Managing feed inventory with technology
One Wisconsin farm has improved inventory record accuracy by adding a truck scale, scale indicator and feed management software
For a long time, Four Cubs Farm had a problem – it was never sure about its inventory. “We never knew for certain how much feed we had stored in our bunker silos—we guessed the amount delivered by the truckload,” said Ben Peterson, operations manager at Four Cubs Farm. “We would get close to running out of feed at times, so we had to change rations more than we’d like to, just to make sure we had enough feed to last until the next crop came in.”
Four Cubs Farm is based in Grantsburg, Wis. It has 700 cows and requires up to four truckloads of feed each week. During harvest season, silage and grain harvested by the farm is stored in onsite bunker silos before being supplied to the herd.
The management of Four Cubs realized that keeping an accurate accounting of feed on hand was a challenge they had no choice but to overcome. To do so, they decided to use technology.
The weighing process
To keep accurate records of feed inventory, Four Cubs Farm turned to Weigh-Rite Scale Company for a solution. Steve Pitschneider, sales engineer at Weigh-Rite Scale, suggested the Avery Weigh-Tronix BridgeMont Concrete Deck 70' x 10' truck scale with an all-steel deck. The scale was paired with an Avery Weigh-Tronix E1310 scale indicator and the Truck Supervisor truck scale interface from KS Dairy Consulting.
The E1310 truck scale indicator is programmable, and drivers can enter their company name, truck number and type of feed. This data is stored, along with the gross weight of each truck, in the indicator’s memory.
“After the truck is unloaded, it returns to the scale to be weighed again to obtain tare weight,” Pitschneider continued. “The Truck Supervisor interface then sends the net weight, as well as all collected feed and truck data, to the Four Cubs Farm computer system via wireless transmission.” This scale is also legal-for-trade which is essential for any operation involved in buying and selling of commodities.

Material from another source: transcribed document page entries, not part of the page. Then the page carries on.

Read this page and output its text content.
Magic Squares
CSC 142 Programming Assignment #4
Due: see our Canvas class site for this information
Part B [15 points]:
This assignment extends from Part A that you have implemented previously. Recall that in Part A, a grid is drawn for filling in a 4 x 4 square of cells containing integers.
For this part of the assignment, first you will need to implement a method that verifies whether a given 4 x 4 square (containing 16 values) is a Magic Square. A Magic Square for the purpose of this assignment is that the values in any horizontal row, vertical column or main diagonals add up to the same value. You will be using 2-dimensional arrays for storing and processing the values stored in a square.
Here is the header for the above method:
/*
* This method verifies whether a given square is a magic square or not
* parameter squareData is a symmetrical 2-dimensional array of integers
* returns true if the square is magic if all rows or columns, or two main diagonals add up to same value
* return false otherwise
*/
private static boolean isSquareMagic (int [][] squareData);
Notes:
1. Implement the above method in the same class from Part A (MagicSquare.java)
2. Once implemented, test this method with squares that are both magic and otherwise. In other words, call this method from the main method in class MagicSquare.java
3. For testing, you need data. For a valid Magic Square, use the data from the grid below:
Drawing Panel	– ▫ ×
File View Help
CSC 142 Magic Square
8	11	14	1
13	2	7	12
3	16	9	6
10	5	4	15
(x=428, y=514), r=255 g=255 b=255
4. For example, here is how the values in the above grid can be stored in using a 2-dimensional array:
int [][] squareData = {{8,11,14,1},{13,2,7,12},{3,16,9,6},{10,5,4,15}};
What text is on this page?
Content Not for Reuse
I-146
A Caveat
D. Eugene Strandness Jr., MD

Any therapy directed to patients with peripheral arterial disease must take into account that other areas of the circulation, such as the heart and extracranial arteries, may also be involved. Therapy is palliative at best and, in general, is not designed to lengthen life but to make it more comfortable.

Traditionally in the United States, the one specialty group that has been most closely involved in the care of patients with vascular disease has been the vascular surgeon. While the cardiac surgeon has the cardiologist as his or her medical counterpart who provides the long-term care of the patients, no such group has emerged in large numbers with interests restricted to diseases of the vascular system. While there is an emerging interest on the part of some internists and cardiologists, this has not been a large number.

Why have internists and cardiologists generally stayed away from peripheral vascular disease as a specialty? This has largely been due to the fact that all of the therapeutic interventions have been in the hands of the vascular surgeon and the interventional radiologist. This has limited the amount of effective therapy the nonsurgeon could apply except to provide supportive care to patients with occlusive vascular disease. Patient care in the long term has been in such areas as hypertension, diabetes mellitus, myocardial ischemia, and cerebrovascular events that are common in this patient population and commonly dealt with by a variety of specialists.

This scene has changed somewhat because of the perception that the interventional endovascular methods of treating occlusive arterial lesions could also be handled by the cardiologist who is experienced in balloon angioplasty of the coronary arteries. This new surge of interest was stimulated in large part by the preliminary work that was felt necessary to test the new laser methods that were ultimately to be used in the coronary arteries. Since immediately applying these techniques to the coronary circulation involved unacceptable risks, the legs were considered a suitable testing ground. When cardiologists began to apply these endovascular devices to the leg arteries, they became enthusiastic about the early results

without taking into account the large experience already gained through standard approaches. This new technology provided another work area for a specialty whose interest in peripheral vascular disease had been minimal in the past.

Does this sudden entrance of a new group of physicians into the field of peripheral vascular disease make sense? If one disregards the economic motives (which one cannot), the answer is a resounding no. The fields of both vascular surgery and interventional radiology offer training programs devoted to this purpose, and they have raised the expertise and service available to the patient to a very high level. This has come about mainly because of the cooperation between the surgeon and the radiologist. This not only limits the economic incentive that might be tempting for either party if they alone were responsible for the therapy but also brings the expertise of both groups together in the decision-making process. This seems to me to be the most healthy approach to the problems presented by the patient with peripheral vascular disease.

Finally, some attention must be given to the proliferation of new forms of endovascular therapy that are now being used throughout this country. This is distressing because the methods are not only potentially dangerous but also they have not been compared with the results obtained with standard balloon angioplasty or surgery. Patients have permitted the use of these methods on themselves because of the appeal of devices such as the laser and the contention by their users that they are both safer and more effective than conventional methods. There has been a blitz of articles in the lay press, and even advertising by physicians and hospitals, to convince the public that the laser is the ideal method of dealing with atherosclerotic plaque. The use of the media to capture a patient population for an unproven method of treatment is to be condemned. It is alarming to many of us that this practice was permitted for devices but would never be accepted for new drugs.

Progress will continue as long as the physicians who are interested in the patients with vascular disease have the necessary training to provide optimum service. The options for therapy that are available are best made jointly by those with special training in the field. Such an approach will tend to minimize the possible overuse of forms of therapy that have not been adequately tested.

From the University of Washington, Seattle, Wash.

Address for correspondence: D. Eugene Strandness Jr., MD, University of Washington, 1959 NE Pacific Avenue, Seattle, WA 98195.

For the farm’s own vehicles, the weighing process is further simplified with a one-pass weighing system designed by Weigh-Rite Scale. This allows users to preconfigure the scale indicator to store the weight of each empty truck and other crop data—such as field number and moisture content. This data is applied to provide instant net weight during subsequent deliveries.
Once each load is logged in the Feed Supervisor’s database, the software program determines the amount of each ingredient which should be used to make a batch of feed optimized for nutritional needs. These amounts are displayed by ingredient type on an Avery Weigh-Tronix 2040 scale indicator to ensure correct composition of rations. In the mixing process, feed is taken from bulk stockpiles via a front-end loader to the mixer, which is positioned above weight sensors. The indicator then displays the weight of each type of feed added to the mixer. The software also stores information on all feed mixing transactions until the end of the day, at which time the data is downloaded to a master computer database. The amount of feed used is then deducted from their inventory. This data exchange allows Four Cubs management to easily monitor how much mixed feed is in inventory, ensuring that the required amount of feed is available at all times and eliminating frequent ration adjustments.
After several years in use, the truck scale—paired with the indicator and software interface—has significantly improved the accuracy of inventory records for Four Cubs Farms. Their feeding routine now remains consistent.